Construction, genotypic and phenotypic characterization, and immunogenicity of attenuated DeltaguaBA Salmonella enterica serovar Typhi strain CVD 915

Abstract

A promising live attenuated typhoid vaccine candidate strain for mucosal immunization was developed by introducing a deletion in the guaBA locus of pathogenic Salmonella enterica serovar Typhi strain Ty2. The resultant DeltaguaBA mutant, serovar Typhi CVD 915, has a gene encoding resistance to arsenite replacing the deleted sequence within guaBA, thereby providing a marker to readily identify the vaccine strain. CVD 915 was compared in in vitro and in vivo assays with wild-type strain Ty2, licensed live oral typhoid vaccine strain Ty21a, or attenuated serovar Typhi vaccine strain CVD 908-htrA (harboring mutations in aroC, aroD, and htrA). CVD 915 was less invasive than CVD 908-htrA in tissue culture and was more crippled in its ability to proliferate after invasion. In mice inoculated intraperitoneally with serovar Typhi and hog gastric mucin (to estimate the relative degree of attenuation), the 50% lethal dose of CVD 915 (7.7 x 10(7) CFU) was significantly higher than that of wild-type Ty2 (1.4 x 10(2) CFU) and was only slightly lower than that of Ty21a (1.9 x 10(8) CFU). Strong serum O and H antibody responses were recorded in mice inoculated intranasally with CVD 915, which were higher than those elicited by Ty21a and similar to those stimulated by CVD 908-htrA. CVD 915 also elicited potent proliferative responses in splenocytes from immunized mice stimulated with serovar Typhi antigens. Used as a live vector, CVD 915(pTETlpp) elicited high titers of serum immunoglobulin G anti-fragment C. These encouraging preclinical data pave the way for phase 1 clinical trials with CVD 915.

FIG. 1

Primers were designed to amplify the 5′-proximal and 3′-distal regions of the guaBA operon. A homologous sequence engineered within the internal primers allowed PCR fusion of these two amplification products, creating a synthetic ΔguaBA locus.
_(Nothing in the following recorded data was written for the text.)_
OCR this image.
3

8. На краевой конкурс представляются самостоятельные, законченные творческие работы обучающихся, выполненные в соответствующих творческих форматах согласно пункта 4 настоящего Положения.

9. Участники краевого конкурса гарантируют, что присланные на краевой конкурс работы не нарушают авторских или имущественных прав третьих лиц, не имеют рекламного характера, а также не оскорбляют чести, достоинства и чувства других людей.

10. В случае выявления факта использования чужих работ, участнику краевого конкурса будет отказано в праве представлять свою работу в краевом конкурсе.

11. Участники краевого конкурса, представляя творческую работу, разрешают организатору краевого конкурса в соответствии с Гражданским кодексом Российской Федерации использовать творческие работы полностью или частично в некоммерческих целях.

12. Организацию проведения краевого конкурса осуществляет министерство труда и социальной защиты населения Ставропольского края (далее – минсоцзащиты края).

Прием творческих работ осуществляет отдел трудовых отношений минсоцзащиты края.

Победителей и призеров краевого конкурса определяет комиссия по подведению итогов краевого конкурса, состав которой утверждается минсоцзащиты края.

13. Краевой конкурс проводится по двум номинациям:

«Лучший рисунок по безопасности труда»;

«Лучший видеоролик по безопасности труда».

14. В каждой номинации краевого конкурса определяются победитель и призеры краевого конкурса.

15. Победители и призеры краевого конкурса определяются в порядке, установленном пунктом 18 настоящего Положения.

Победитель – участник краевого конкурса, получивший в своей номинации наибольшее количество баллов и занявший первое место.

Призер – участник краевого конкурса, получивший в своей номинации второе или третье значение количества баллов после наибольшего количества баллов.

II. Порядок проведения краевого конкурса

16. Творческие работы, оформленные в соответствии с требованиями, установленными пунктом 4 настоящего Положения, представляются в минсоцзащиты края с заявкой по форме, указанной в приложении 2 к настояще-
Prior to introduction of this inactivated locus into the chromosome of Ty2 by allelic exchange, a synthetic ars operon was inserted into the middle of ΔguaBA. This enabled selection for the desired recombinant strain in which the wild-type guaBA locus was replaced with ΔguaBA::ars within the chromosome of serovar Typhi strain Ty2.

FIG. 2

Southern blot for Ty2 and ΔguaBA::P_tac-ars derivative strain CVD 915, confirming the expected chromosomal insertion inactivating the guaBA locus. The probe used was a DIG-labeled ΔguaBA operon SstI-XbaI restriction fragment (2.5 kb). Marker refers to a DIG-labeled DNA molecular size marker with a size range of 0.12 to 23.1 kb (Boehringer Mannheim).

FIG. 3

Serum IgG responses to serovar Typhi flagella (top) and serovar Typhi LPS (bottom). Mice were immunized intranasally on day 0 and boosted on day 28 with 2 × 10⁹ to 4 × 10⁹ CFU of the indicated vaccine strains. Data represent individual titers from 8 to 10 mice in each group. Dotted lines plot the geometric mean titers. Significant increases in antibody titers that occurred after primary and secondary immunization (day 28 versus day 42) are shown.

FIG. 4

Serum IgG responses to fragment C of tetanus toxin. Mice were immunized intranasally on days 0 and 28 with 2 × 10⁹ to 4 × 10⁹ CFU of vaccine strains CVD 915 (dashed line) or CVD 915(pTETlpp) (solid line). Data represent individual titers from 10 mice in each group. Significant increases in antibody titer after primary (day 28) and secondary (day 42) immunization are indicated. Anti-fragment C titers measured on day 42 contained more than 2 lU/ml compared with a reference serum previously calibrated by the in vivo toxin neutralization test in mice.

FIG. 5

Proliferative responses to serovar Typhi flagella and LPS. Mice were immunized as described in the legend to Fig. 3 and sacrificed 60 days after primary immunization. Splenocytes were incubated in vitro with bacterial antigens, and proliferative responses were measured. Bars indicate responses at concentrations of 2 μg of serovar Typhi flagella per ml and 2 × 10⁵ bacteria of whole-cell heat-phenolized serovar Typhi per well. The results are expressed as mean cpm and standard error of the mean (SEM). Mice immunized with bacterial strains showed responses to bacterial antigens that were significantly higher than those of the control PBS group (∗, P < 0.05). The results shown are representative of two separate experiments.